The Last Show Of Glenn Frey With Eagles – Watch

The Last Show Of Glenn Frey With Eagles – Watch | I Love Classic Rock Videos

History of the Eagles tour, 2015 - Front Row Rock / Youtube

No one could ever have prepared Eagles fans what was to be founding member Glenn Frey’s final show with the band. This was during the 2-year History of the Eagles tour, where Frey played his final public appearance with the band on July 29, 2015, in Bossier City, Louisiana.

The tour started on July 6, 2013, in Louisville, Kentucky which had the band dish out tracks from their extensive run in the music scene, from when they were once a backing act to becoming the main attraction on stage. The Eagles’ reunion in the early ’90s churned out a single new album in the form of 2007’s Long Road out of Eden, in which the following tours were given the greatest hits treatment for the concert setlists. In History of The Eagles, however, the band dug through rare and early cuts from the first 20 years of their career.

This meant a new concert format, starting with Frey and Don Henley doing acoustic versions of early songs while the other members slowly join them as the show progressed. This was the usual affair, featuring a pair of encores and around 30 songs performed. The tour lasted over 140 dates and had stops in 12 countries, including their final show with Frey.
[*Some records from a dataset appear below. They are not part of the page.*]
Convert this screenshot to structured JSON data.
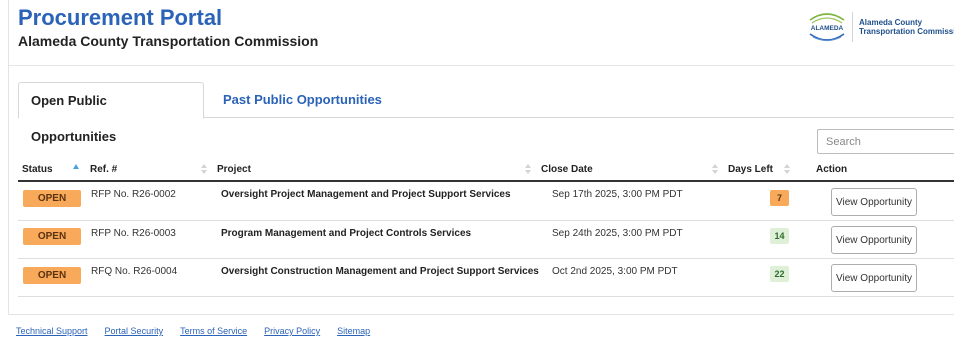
{
  "header": {
    "title": "Procurement Portal",
    "organization": "Alameda County Transportation Commission"
  },
  "logo": {
    "mark_text": "ALAMEDA",
    "line1": "Alameda County",
    "line2": "Transportation Commission"
  },
  "tabs": [
    {
      "label": "Open Public Opportunities",
      "active": true
    },
    {
      "label": "Past Public Opportunities",
      "active": false
    }
  ],
  "search": {
    "placeholder": "Search",
    "value": ""
  },
  "table": {
    "columns": [
      "Status",
      "Ref. #",
      "Project",
      "Close Date",
      "Days Left",
      "Action"
    ],
    "rows": [
      {
        "status": "OPEN",
        "ref": "RFP No. R26-0002",
        "project": "Oversight Project Management and Project Support Services",
        "close_date": "Sep 17th 2025, 3:00 PM PDT",
        "days_left": "7",
        "action": "View Opportunity"
      },
      {
        "status": "OPEN",
        "ref": "RFP No. R26-0003",
        "project": "Program Management and Project Controls Services",
        "close_date": "Sep 24th 2025, 3:00 PM PDT",
        "days_left": "14",
        "action": "View Opportunity"
      },
      {
        "status": "OPEN",
        "ref": "RFQ No. R26-0004",
        "project": "Oversight Construction Management and Project Support Services",
        "close_date": "Oct 2nd 2025, 3:00 PM PDT",
        "days_left": "22",
        "action": "View Opportunity"
      }
    ]
  },
  "footer": {
    "links": [
      "Technical Support",
      "Portal Security",
      "Terms of Service",
      "Privacy Policy",
      "Sitemap"
    ]
  },
  "colors": {
    "brand_blue": "#2b63b8",
    "status_orange": "#f9a95a",
    "days_green_bg": "#dff0d8"
  }
}
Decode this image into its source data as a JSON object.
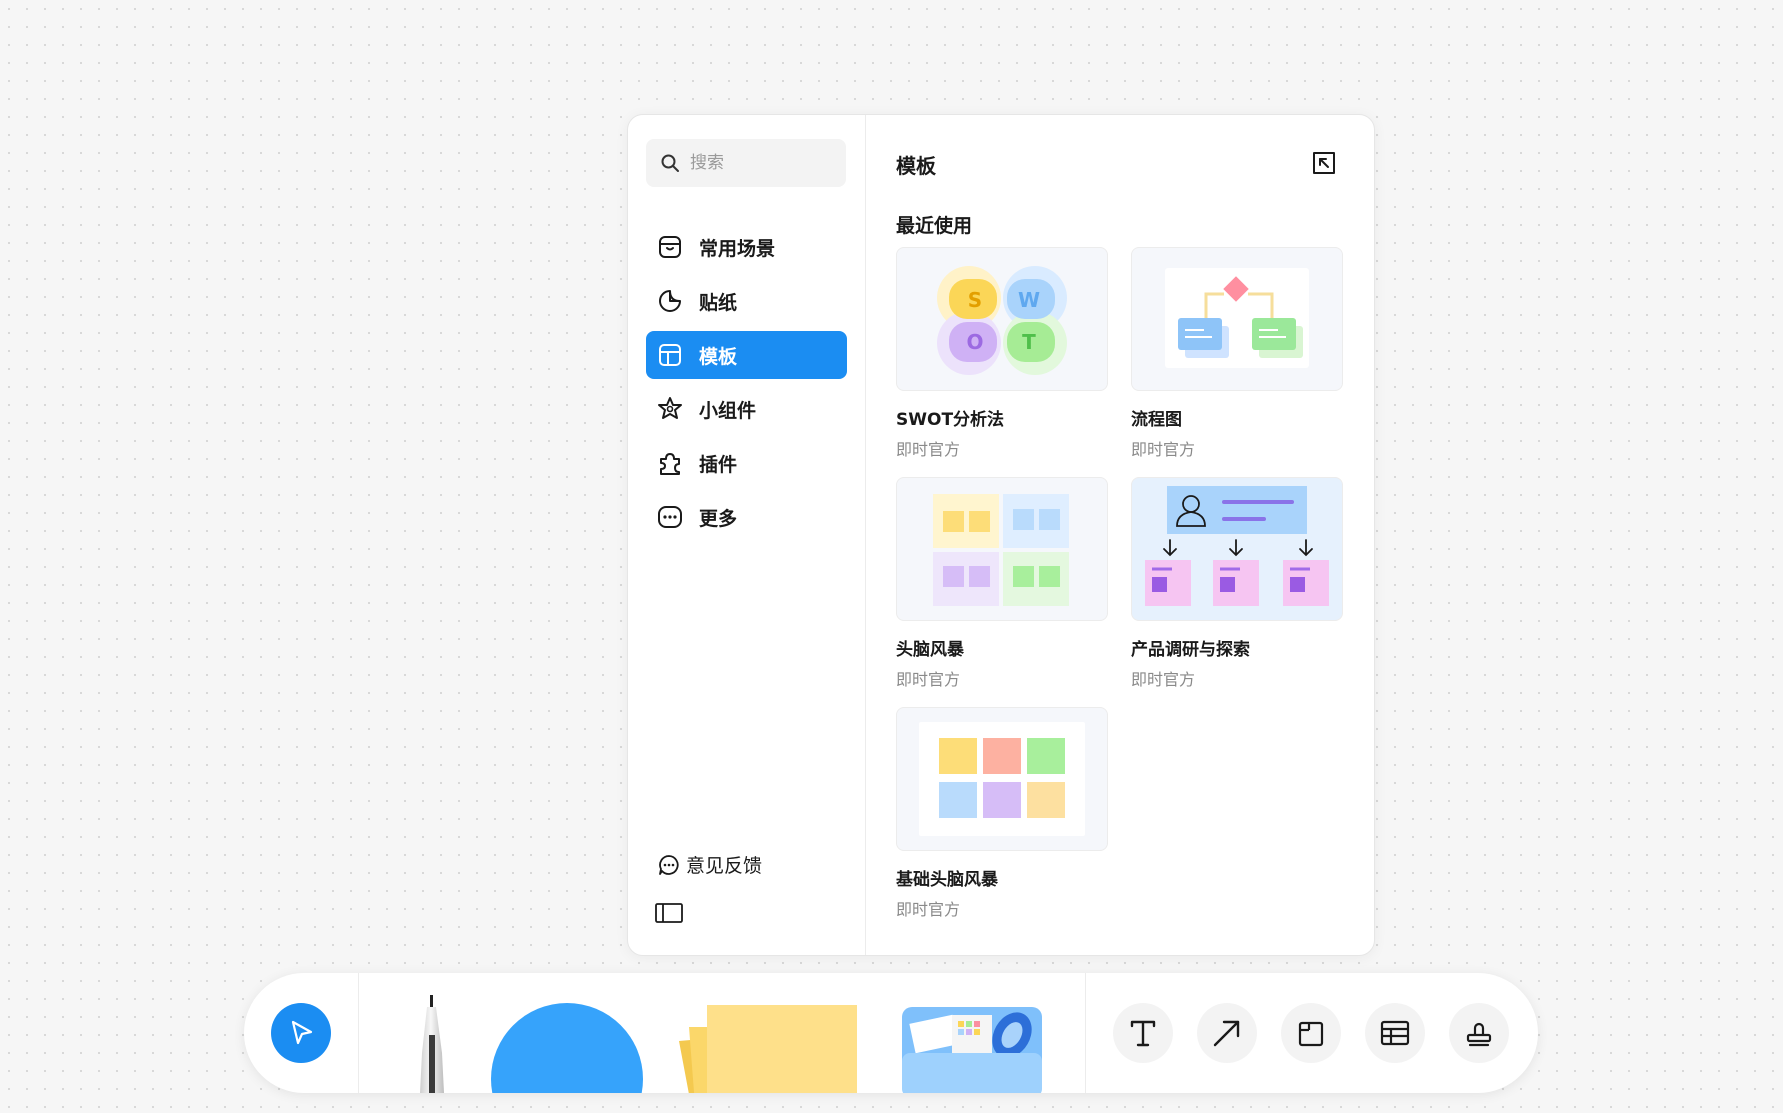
{
  "search": {
    "placeholder": "搜索"
  },
  "sidebar": {
    "items": [
      {
        "label": "常用场景",
        "icon": "box-icon",
        "active": false
      },
      {
        "label": "贴纸",
        "icon": "sticker-icon",
        "active": false
      },
      {
        "label": "模板",
        "icon": "template-icon",
        "active": true
      },
      {
        "label": "小组件",
        "icon": "widget-icon",
        "active": false
      },
      {
        "label": "插件",
        "icon": "plugin-icon",
        "active": false
      },
      {
        "label": "更多",
        "icon": "more-icon",
        "active": false
      }
    ],
    "feedback_label": "意见反馈"
  },
  "main": {
    "title": "模板",
    "section_title": "最近使用",
    "cards": [
      {
        "name": "SWOT分析法",
        "source": "即时官方",
        "letters": [
          "S",
          "W",
          "O",
          "T"
        ]
      },
      {
        "name": "流程图",
        "source": "即时官方"
      },
      {
        "name": "头脑风暴",
        "source": "即时官方"
      },
      {
        "name": "产品调研与探索",
        "source": "即时官方"
      },
      {
        "name": "基础头脑风暴",
        "source": "即时官方"
      }
    ]
  },
  "toolbar": {
    "tools": [
      "select-tool",
      "pen-tool",
      "shape-tool",
      "sticky-note-tool",
      "asset-folder-tool",
      "text-tool",
      "arrow-tool",
      "frame-tool",
      "table-tool",
      "stamp-tool"
    ]
  },
  "colors": {
    "accent": "#1b8df2",
    "canvas": "#f6f6f6"
  }
}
The founding Eagle passed away on January 18, 2016, after an extensive struggle against rheumatoid arthritis, pneumonia, and ulcerative colitis. “The guy played through pain for several years. He hid it very well. I could see it in his fingers. His rheumatoid arthritis made his fingers swollen and bent. It was difficult for him many years. But like an old football player, he would get himself taped up and go out there on the field and play the game, so he hid it very well. But he was very uncomfortable for a long time,” Henley said of Frey in a 2018 interview.
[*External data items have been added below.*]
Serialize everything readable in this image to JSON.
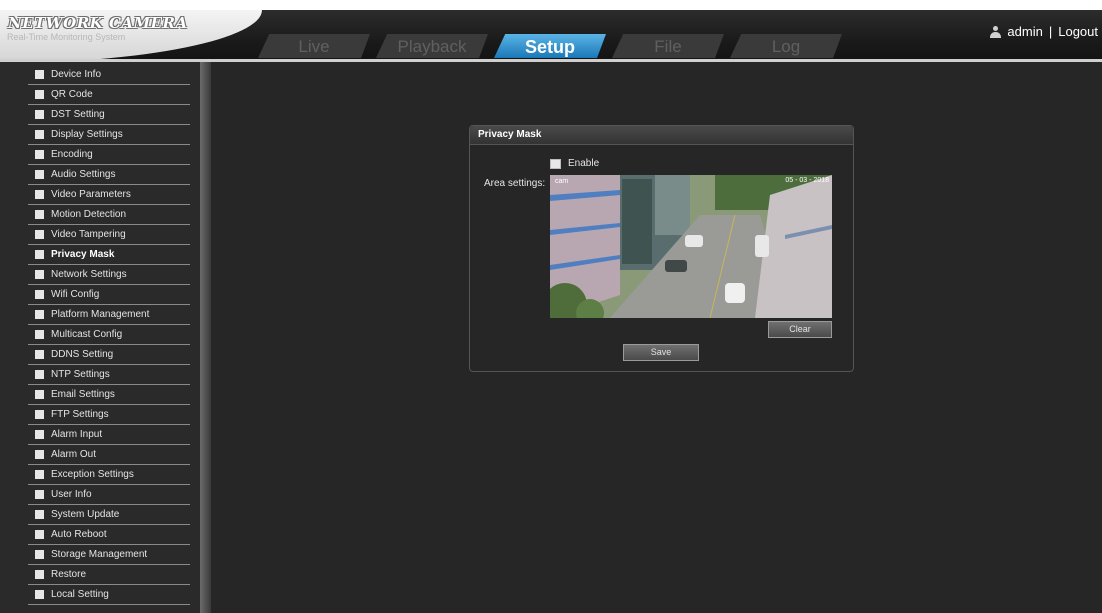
{
  "header": {
    "brand": "NETWORK CAMERA",
    "tagline": "Real-Time Monitoring System",
    "user_name": "admin",
    "separator": "|",
    "logout_label": "Logout"
  },
  "tabs": [
    {
      "label": "Live"
    },
    {
      "label": "Playback"
    },
    {
      "label": "Setup"
    },
    {
      "label": "File"
    },
    {
      "label": "Log"
    }
  ],
  "active_tab": "Setup",
  "sidebar": {
    "items": [
      {
        "label": "Device Info"
      },
      {
        "label": "QR Code"
      },
      {
        "label": "DST Setting"
      },
      {
        "label": "Display Settings"
      },
      {
        "label": "Encoding"
      },
      {
        "label": "Audio Settings"
      },
      {
        "label": "Video Parameters"
      },
      {
        "label": "Motion Detection"
      },
      {
        "label": "Video Tampering"
      },
      {
        "label": "Privacy Mask"
      },
      {
        "label": "Network Settings"
      },
      {
        "label": "Wifi Config"
      },
      {
        "label": "Platform Management"
      },
      {
        "label": "Multicast Config"
      },
      {
        "label": "DDNS Setting"
      },
      {
        "label": "NTP Settings"
      },
      {
        "label": "Email Settings"
      },
      {
        "label": "FTP Settings"
      },
      {
        "label": "Alarm Input"
      },
      {
        "label": "Alarm Out"
      },
      {
        "label": "Exception Settings"
      },
      {
        "label": "User Info"
      },
      {
        "label": "System Update"
      },
      {
        "label": "Auto Reboot"
      },
      {
        "label": "Storage Management"
      },
      {
        "label": "Restore"
      },
      {
        "label": "Local Setting"
      }
    ],
    "active_index": 9
  },
  "panel": {
    "title": "Privacy Mask",
    "enable_label": "Enable",
    "enable_checked": false,
    "area_label": "Area settings:",
    "osd_left": "cam",
    "osd_right": "05 - 03 - 2018",
    "clear_label": "Clear",
    "save_label": "Save"
  },
  "colors": {
    "active_tab": "#1b78b7",
    "background": "#262626",
    "header": "#1a1a1a"
  }
}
Henley knew that the band was destined to break up from the day they got together, but he didn’t anticipate how Frey would exit the scene the way things played out. “When that tour ended, we just thought we would take a two- or three-month break, then we would probably tour some more the following year. Then the tragedy happened in October. That’s really when Glenn fell ill. That’s when the pneumonia struck. So, you never know what’s going to happen in this life. It’s full of unexpected events,” he said.

The band supposedly called it quits after the 2016 Grammys, but went back on the road and brought in Frey’s son, Deacon, to stand in his place. “The only way it felt justified to me was to have family blood in the band. And I have to hand it to Deacon. He had done some gigs with his father – private parties, in front of maybe 200 people. To go from that to 50,000 people is extraordinary. I don’t know many people who could have done that without freaking out,” Henley shared in a 2017 Rolling Stone interview.

Henley cherishes Frey’s memories long after his departure, saying, “Glenn was the one who started it all. It will be very strange going forward in a world without him in it. But I will be grateful every day that he was in my life.”